Zivadinov Robert, Bakshi Rohit
Buffalo Neuroimaging Analysis Center, School of Medicine and Biomedical Sciences, University at Buffalo, State University of New York, Buffalo, NY 14203, USA.
Front Biosci. 2004 Jan 1;9:647-64. doi: 10.2741/1262.

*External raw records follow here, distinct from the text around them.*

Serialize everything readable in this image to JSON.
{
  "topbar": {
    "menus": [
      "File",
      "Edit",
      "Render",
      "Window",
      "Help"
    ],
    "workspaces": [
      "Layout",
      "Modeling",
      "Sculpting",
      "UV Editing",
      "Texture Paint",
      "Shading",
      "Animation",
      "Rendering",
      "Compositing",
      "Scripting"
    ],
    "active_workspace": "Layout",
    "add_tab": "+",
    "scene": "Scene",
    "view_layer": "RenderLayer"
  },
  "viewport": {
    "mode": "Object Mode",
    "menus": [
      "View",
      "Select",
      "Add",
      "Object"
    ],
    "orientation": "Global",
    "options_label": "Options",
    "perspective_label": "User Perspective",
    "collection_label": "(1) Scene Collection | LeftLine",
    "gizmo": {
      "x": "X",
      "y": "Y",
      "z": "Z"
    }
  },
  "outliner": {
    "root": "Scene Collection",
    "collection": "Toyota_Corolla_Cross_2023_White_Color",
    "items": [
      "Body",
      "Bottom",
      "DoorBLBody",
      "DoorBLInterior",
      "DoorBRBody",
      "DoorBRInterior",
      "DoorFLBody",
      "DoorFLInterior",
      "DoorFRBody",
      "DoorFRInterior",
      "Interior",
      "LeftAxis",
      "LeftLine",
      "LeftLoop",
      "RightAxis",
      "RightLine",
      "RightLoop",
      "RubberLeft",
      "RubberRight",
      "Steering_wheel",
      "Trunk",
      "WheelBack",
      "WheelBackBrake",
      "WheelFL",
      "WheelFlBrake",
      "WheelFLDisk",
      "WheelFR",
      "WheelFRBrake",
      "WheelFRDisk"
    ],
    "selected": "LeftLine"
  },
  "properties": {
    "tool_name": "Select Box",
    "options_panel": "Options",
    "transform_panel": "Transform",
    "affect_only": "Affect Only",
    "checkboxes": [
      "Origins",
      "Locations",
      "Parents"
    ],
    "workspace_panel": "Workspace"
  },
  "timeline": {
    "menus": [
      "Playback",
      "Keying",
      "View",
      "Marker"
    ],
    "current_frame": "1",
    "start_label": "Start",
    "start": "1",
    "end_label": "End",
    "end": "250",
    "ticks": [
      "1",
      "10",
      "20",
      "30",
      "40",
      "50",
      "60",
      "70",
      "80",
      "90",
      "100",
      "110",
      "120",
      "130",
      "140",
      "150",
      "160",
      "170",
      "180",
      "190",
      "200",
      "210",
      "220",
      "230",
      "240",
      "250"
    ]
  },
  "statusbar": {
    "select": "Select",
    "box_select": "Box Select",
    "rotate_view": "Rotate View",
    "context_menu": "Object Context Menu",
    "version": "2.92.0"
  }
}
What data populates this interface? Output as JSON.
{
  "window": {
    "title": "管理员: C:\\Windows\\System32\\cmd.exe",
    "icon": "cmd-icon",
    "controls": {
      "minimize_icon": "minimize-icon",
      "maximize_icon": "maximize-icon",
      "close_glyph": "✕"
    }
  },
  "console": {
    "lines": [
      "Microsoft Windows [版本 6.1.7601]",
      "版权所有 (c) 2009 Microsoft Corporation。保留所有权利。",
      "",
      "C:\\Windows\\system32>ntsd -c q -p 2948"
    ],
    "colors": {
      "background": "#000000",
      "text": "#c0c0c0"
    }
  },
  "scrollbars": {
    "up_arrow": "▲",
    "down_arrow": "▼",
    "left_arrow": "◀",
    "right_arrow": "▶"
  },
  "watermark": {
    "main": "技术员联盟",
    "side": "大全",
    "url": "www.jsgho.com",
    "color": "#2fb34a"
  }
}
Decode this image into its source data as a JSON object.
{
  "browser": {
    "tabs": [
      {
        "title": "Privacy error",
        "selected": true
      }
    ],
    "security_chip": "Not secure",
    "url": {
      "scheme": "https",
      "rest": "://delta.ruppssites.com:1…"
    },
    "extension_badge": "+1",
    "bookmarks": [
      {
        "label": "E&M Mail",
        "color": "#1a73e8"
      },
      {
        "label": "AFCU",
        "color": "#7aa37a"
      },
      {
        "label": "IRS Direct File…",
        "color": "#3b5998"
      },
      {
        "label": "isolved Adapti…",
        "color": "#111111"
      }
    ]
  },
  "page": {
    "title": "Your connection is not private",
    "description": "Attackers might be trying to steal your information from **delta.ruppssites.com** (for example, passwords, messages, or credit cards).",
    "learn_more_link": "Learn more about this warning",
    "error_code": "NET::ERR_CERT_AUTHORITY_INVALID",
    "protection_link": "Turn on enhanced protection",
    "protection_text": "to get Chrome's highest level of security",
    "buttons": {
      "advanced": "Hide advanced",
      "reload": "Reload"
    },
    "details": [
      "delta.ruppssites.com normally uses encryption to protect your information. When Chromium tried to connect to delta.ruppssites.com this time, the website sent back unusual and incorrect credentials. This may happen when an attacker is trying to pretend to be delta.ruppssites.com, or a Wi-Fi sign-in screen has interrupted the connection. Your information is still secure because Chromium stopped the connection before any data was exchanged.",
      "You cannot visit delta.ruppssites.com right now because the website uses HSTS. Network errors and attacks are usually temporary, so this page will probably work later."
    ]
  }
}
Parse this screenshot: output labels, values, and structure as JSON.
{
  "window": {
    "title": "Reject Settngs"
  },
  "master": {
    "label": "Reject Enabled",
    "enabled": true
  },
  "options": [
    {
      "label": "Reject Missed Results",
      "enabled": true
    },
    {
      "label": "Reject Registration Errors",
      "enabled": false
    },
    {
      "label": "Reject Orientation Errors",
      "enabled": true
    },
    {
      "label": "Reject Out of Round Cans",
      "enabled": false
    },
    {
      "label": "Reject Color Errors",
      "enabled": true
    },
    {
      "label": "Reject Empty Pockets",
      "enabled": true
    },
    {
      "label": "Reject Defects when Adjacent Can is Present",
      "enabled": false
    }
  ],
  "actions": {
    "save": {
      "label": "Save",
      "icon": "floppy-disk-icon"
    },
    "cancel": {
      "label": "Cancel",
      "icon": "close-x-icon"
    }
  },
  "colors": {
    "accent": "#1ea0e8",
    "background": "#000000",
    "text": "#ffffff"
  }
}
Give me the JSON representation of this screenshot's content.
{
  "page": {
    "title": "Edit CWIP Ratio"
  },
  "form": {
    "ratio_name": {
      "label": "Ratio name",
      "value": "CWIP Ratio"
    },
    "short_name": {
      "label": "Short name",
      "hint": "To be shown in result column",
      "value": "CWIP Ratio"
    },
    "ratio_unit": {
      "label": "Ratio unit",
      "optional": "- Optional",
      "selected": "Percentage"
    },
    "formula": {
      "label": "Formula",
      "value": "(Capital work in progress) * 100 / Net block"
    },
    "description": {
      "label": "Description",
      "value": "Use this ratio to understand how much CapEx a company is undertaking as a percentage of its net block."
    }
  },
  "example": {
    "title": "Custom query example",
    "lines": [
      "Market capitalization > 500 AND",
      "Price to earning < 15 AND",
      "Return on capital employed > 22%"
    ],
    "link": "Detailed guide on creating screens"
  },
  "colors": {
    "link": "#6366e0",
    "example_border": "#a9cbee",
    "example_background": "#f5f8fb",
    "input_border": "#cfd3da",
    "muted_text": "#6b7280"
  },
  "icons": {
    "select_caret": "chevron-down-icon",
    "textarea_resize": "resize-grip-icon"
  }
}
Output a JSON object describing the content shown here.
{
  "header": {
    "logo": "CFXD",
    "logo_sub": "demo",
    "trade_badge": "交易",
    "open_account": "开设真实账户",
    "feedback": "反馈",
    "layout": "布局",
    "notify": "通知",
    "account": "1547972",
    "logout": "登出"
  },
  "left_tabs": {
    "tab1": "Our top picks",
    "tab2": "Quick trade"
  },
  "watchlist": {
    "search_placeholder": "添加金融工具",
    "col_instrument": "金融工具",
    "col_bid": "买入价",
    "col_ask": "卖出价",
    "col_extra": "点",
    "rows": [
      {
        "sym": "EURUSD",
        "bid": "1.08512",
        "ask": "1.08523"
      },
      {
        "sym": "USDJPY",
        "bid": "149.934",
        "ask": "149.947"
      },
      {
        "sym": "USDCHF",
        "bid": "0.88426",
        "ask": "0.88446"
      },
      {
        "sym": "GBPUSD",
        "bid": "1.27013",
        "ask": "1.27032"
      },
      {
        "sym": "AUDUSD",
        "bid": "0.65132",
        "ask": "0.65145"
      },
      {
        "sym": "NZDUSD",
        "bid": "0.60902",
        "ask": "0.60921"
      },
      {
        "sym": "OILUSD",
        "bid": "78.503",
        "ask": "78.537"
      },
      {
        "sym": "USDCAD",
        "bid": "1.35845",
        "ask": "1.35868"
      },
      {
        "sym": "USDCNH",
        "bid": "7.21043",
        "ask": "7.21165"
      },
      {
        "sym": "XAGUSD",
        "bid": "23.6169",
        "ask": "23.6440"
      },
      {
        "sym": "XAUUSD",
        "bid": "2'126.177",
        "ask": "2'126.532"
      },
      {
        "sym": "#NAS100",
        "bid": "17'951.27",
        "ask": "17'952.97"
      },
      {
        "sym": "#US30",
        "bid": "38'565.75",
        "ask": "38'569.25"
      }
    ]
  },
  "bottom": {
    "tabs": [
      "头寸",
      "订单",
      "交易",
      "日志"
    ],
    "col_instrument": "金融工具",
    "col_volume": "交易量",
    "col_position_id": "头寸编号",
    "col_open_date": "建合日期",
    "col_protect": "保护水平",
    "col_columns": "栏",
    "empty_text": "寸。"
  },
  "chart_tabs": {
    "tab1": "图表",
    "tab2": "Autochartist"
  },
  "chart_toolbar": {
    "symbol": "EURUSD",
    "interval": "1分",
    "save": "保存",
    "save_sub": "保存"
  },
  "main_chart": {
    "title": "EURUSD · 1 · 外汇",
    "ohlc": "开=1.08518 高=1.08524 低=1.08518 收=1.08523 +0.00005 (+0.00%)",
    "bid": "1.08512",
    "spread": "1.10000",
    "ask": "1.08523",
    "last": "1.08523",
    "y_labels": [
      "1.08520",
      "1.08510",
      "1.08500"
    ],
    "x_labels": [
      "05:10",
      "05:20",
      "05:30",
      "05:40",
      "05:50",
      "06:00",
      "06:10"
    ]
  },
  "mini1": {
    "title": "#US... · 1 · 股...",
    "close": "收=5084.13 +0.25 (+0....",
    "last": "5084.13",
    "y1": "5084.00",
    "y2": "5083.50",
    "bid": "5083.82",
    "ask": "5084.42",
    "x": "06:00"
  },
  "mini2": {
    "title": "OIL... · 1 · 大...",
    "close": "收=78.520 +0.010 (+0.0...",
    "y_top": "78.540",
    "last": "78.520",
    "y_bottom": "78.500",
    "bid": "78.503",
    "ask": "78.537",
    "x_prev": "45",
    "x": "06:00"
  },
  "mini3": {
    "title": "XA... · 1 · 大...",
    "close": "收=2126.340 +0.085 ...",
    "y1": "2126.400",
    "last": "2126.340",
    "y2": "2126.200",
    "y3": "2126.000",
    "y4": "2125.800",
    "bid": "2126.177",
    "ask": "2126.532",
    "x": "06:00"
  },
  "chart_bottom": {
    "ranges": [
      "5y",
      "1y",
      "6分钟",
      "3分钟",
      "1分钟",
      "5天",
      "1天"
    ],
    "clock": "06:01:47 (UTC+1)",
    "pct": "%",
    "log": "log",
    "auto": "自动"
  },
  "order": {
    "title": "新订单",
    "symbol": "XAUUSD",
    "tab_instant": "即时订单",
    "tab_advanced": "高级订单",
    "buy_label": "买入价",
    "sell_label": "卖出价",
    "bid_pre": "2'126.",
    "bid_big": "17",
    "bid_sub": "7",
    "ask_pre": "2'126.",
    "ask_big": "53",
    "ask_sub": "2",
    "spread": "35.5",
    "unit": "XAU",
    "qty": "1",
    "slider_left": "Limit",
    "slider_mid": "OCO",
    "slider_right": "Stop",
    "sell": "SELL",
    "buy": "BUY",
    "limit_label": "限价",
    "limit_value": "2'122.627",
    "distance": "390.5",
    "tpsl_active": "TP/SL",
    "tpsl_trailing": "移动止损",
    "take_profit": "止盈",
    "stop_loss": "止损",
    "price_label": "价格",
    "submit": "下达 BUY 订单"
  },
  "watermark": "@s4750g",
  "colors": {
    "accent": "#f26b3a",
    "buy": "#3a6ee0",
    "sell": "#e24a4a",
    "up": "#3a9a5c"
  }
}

A growing body of evidence indicates that irreversible tissue destruction including axonal and neuronal degeneration is a key component of the multiple sclerosis (MS) disease process. Magnetic resonance imaging (MRI) is a powerful technique that can be combined with semiautomated or automated computer assisted analysis approaches to detect progressive atrophy of the brain and spinal cord with high sensitivity and reproducibility. The pathophysiology of central nervous system (CNS) atrophy in MS is unknown but likely represents an epiphenomenon related to the effects of inflammation including chronic demyelination, axonal injury, neuronal loss and Wallerian degeneration. Other factors that may contribute to tissue atrophy include injury to the normal appearing gray and white matter by mechanisms such as loss of growth factors, altered electrical conduction and pathologic iron deposition. Prospective studies have suggested that atrophy in MS is predicted by previous inflammatory activity as measured by overt MRI lesions. Gadolinium (Gd)-enhancing lesions have shown a particularly strong predictive value in some but not all longitudinal studies of brain atrophy. Brain atrophy has also been related in cross-sectional and longitudinal studies to T2-hypointense lesions in deep grey matter, suggesting a link between tissue iron deposition and atrophy. The measurement of brain atrophy seems to be of growing clinical relevance as a biomarker of the MS disease process. Atrophy should now be included as a secondary endpoint in trials of therapies aimed at limiting disease progression. Currently available anti-inflammatory immunomodulatory agents and immunosuppressive treatments, while effective at preventing clinical deterioration, have shown at best partial effects in preventing CNS atrophy. Thus, there is a need to further validate atrophy as an outcome measure and ultimately develop treatment strategies that will protect against the destructive aspects of the disease process. This should in turn lead to better long term neurologic functioning and a better quality of life for patients with MS.
越来越多的证据表明,包括轴突和神经元变性在内的不可逆组织破坏是多发性硬化症(MS)疾病进程的关键组成部分。磁共振成像(MRI)是一种强大的技术,可与半自动或自动计算机辅助分析方法相结合,以高灵敏度和可重复性检测脑和脊髓的进行性萎缩。MS中枢神经系统(CNS)萎缩的病理生理学尚不清楚,但可能是一种与炎症影响相关的附带现象,包括慢性脱髓鞘、轴突损伤、神经元丢失和华勒氏变性。其他可能导致组织萎缩的因素包括生长因子丧失、电传导改变和病理性铁沉积等机制对正常外观的灰质和白质造成的损伤。前瞻性研究表明,MS中的萎缩可通过MRI明显病变所测量的既往炎症活动来预测。钆(Gd)增强病变在一些但并非所有脑萎缩纵向研究中显示出特别强的预测价值。在横断面和纵向研究中,脑萎缩也与深部灰质的T2低信号病变有关,提示组织铁沉积与萎缩之间存在联系。脑萎缩测量作为MS疾病进程的生物标志物,其临床相关性似乎越来越高。现在,萎缩应作为旨在限制疾病进展的治疗试验的次要终点纳入其中。目前可用的抗炎免疫调节剂和免疫抑制治疗虽然在预防临床恶化方面有效,但在预防CNS萎缩方面充其量只显示出部分效果。因此,有必要进一步验证萎缩作为一种结局指标,并最终制定能够防止疾病进程破坏性方面的治疗策略。这反过来应该会使MS患者获得更好的长期神经功能和更高的生活质量。